When I lived in New York and did Off Off Broadway theater, we would mostly go to Irish bars after rehearsals. I recently went back and after 30 years Mc Hale's was still there and still looked the same. That was a time when we thought we could save the world through art. ha ha

But yes, this book on saloons painted a much different picture and there is much to be said for not being such a nanny state that we try to police what people do in their leisure time.

As to caffeine, in Italy, coffee places look like bars not like Starbucks. The working guys drive up in their trunks and come in and knock back a couple of espressos standing at the bar.

Submitted by Hugh on

Seems like much of the community of the 99% has been atomized. When people work, play, and live together, they can organize, but if you work in a cubicle and only go to the occasional happy hour and live distances apart, much of that potential for cohesion is lost.

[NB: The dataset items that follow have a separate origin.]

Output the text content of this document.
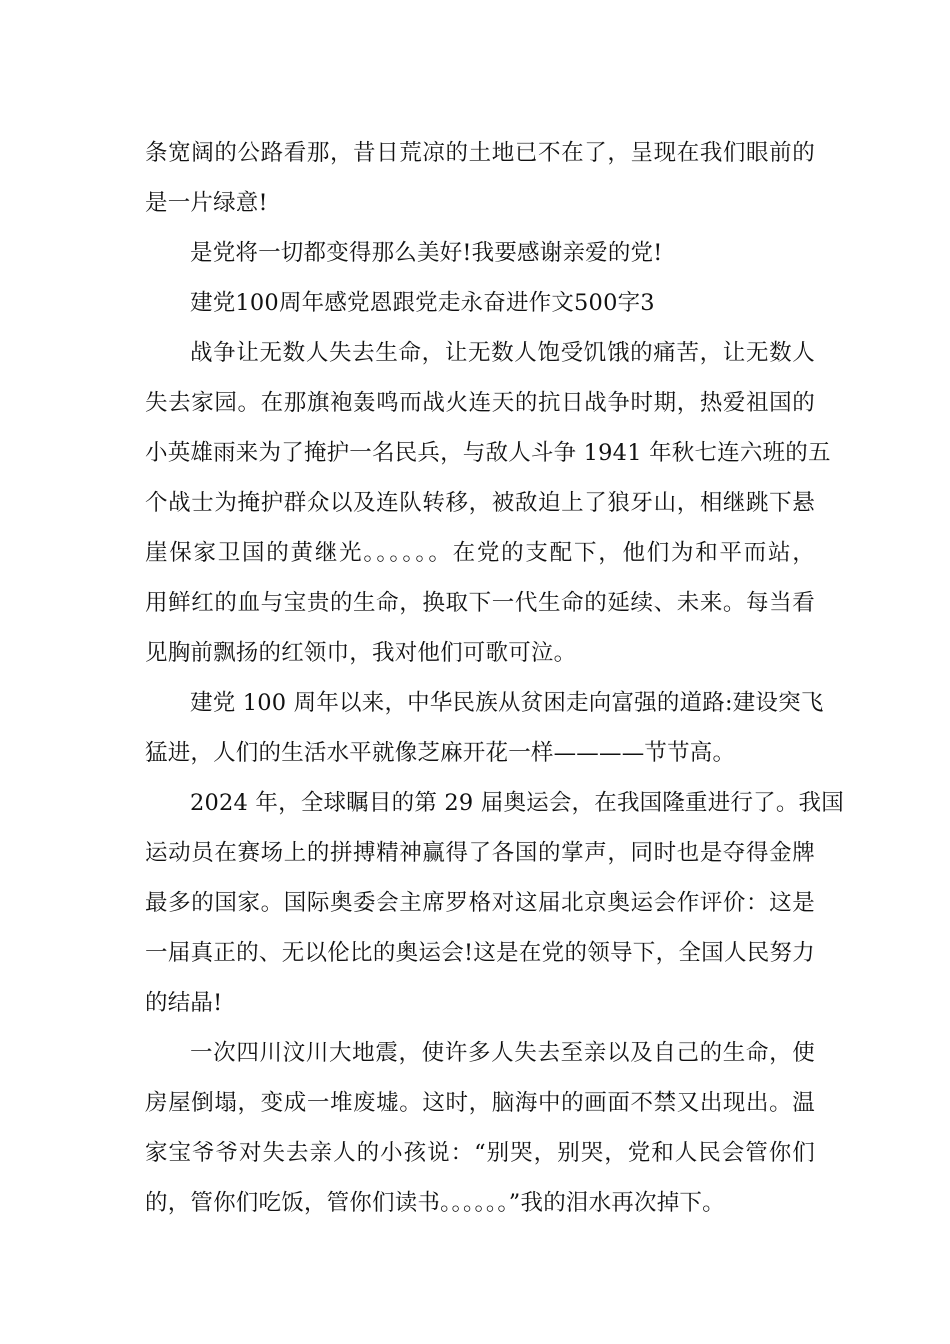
条宽阔的公路看那，昔日荒凉的土地已不在了，呈现在我们眼前的
是一片绿意!
是党将一切都变得那么美好!我要感谢亲爱的党!
建党100周年感党恩跟党走永奋进作文500字3
战争让无数人失去生命，让无数人饱受饥饿的痛苦，让无数人
失去家园。在那旗袍轰鸣而战火连天的抗日战争时期，热爱祖国的
小英雄雨来为了掩护一名民兵，与敌人斗争 1941 年秋七连六班的五
个战士为掩护群众以及连队转移，被敌迫上了狼牙山，相继跳下悬
崖保家卫国的黄继光。。。。。。在党的支配下，他们为和平而站，
用鲜红的血与宝贵的生命，换取下一代生命的延续、未来。每当看
见胸前飘扬的红领巾，我对他们可歌可泣。
建党 100 周年以来，中华民族从贫困走向富强的道路:建设突飞
猛进，人们的生活水平就像芝麻开花一样————节节高。
2024 年，全球瞩目的第 29 届奥运会，在我国隆重进行了。我国
运动员在赛场上的拼搏精神赢得了各国的掌声，同时也是夺得金牌
最多的国家。国际奥委会主席罗格对这届北京奥运会作评价：这是
一届真正的、无以伦比的奥运会!这是在党的领导下，全国人民努力
的结晶!
一次四川汶川大地震，使许多人失去至亲以及自己的生命，使
房屋倒塌，变成一堆废墟。这时，脑海中的画面不禁又出现出。温
家宝爷爷对失去亲人的小孩说：“别哭，别哭，党和人民会管你们
的，管你们吃饭，管你们读书。。。。。。”我的泪水再次掉下。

Submitted by MontanaMaven on

"In the saloons life was different. Men talked with great voices, laughed great laughs, and there was an atmosphere of greatness. Here was something more than the common-every-day where nothing happened. Here life was always very live, and, sometimes, even lurid...Terrible [saloons] might be, but then that only meant they were terribly wonderful...In the same way pirates, and shipwrecks, and battles were terrible; and what healthy boy wouldn't give his immortal soul to participate in such affairs?"

Last night was the annual Yellowstone Boat Float where young people man rubber rafts, fishing boats, makeshift vessels made of oil drums and plastic bottles. It's a three day drinking affair. Every night they land their vessels and drink some more, listen to bands, and get arrested. The town folk come to watch. And sometimes it is dangerous and there is always somebody that gets in trouble on the river or at the parties. Ah Jack London would be in heaven.

Submitted by lambert on

... of daily life is "immanance." I've always thought of parallel structures (e.g. IVCS for *sheds) but it's also interesting to think of structures that exist already, but are not seen for what they are.